A reportagem de O Liberal também procurou órgãos estaduais e federais para comentar o assunto. Porém, os profissionais preferiram não opinar publicamente. Mas a reportagem conversou com meteorologistas da capital que, pedindo anonimato, explicaram o que significa, na prática, o não funcionamento deste radar meteorológico.

Segundo uma meteorologista, que preferiu manter o anonimato, o radar é importante para a análise do tempo, pois a previsão de chuva numa determinada região é mais precisa e ágil com este tipo de equipamento, o que facilita informar, à Defesa Civil, a possibilidade de eventos meteorológicos extremos.

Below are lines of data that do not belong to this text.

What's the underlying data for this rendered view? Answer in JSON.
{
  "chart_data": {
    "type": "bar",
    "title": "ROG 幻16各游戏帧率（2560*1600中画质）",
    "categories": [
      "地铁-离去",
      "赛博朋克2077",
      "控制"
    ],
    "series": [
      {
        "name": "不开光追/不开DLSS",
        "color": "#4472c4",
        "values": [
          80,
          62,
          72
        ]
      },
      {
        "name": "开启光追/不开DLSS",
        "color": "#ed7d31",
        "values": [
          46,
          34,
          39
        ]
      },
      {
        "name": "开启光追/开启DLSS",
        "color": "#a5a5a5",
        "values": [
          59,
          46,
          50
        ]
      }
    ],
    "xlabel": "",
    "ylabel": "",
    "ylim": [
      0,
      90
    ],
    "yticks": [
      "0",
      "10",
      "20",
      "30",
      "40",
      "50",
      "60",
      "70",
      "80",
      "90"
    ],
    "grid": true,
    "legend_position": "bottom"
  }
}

Sem o radar ocorre, também, a perda de coleta de dados temporais.

Porém, para a simples previsão do tempo, pode-se utilizar dados de outros órgãos, como CPTEC/INPE (Centro de Previsão de Tempo e Estudos Climáticos - CPTEC/INPE), Redemet (Rede de Meteorologia do Comando da Aeronáutica) e as secretarias de meio ambiente locais.

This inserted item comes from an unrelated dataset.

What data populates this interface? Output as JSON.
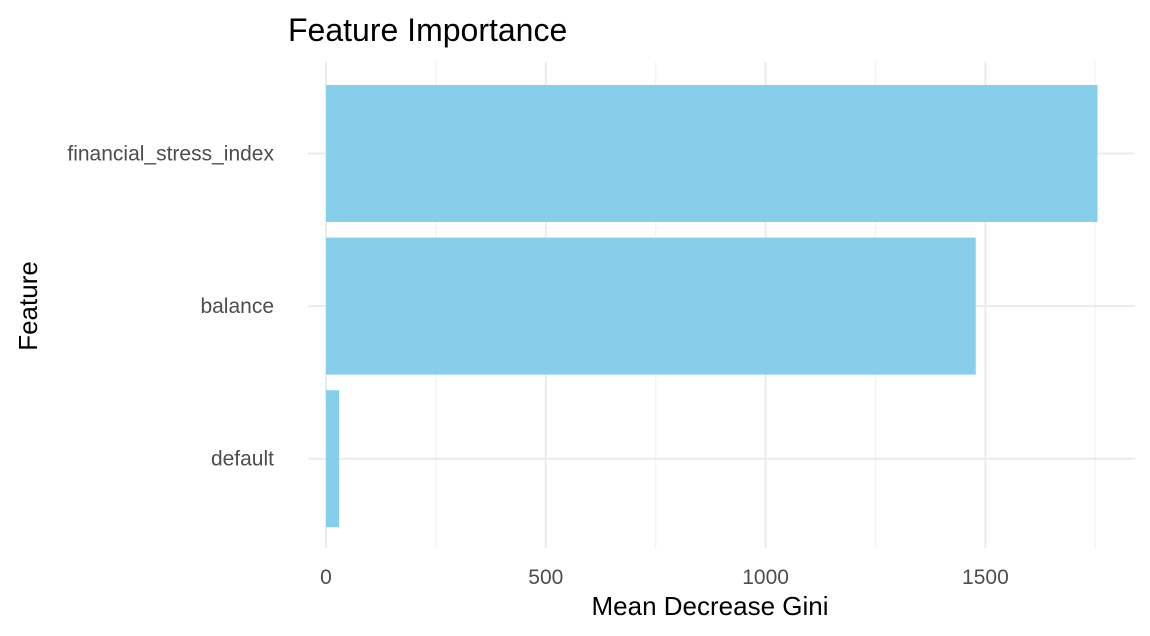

Ainda segundo ela, o maior prejuízo ainda é a perda de dados temporais. Ou seja, a coleta de dados do radar facilita a criação de boletins e prognósticos climáticos, assim como auxilia nas pesquisas sobre a região amazônica, como uma possível climatologia de dados de radar, que agilizaria ainda mais a previsão de tempo.

Outro especialista disse que o uso do radar meteorológico numa atmosfera tropical como a amazônica é muito importante. Até porque, explicou, o tempo muda de uma hora para outra, e uma previsão de curtíssimo prazo (nowcasting) seria vital para as atividades dos órgãos de meteorologia do Pará para fornecer auxílio para ações do sistema estadual de proteção e defesa civil. “Em outras palavras, o radar meteorológico ajudaria muito na prevenção de impactos negativos dos eventos extremos de ordem meteorológica”, disse.

image Cada vez mais esquecido na paisagem: orçamento federal evaporou (Tarso Sarraf / O Liberal)

Procurada pela reportagem, a Defesa Civil de Belém informou que as informações do radar são extremamente úteis, pois permitem o rastreamento de tempestades e elaboração de previsões de curtíssimo prazo, possibilitando a emissão de alertas. A coordenadora explicou que, sem as informações deste radar, a Defesa Civil de Belém tem utilizado os dados do Inmet.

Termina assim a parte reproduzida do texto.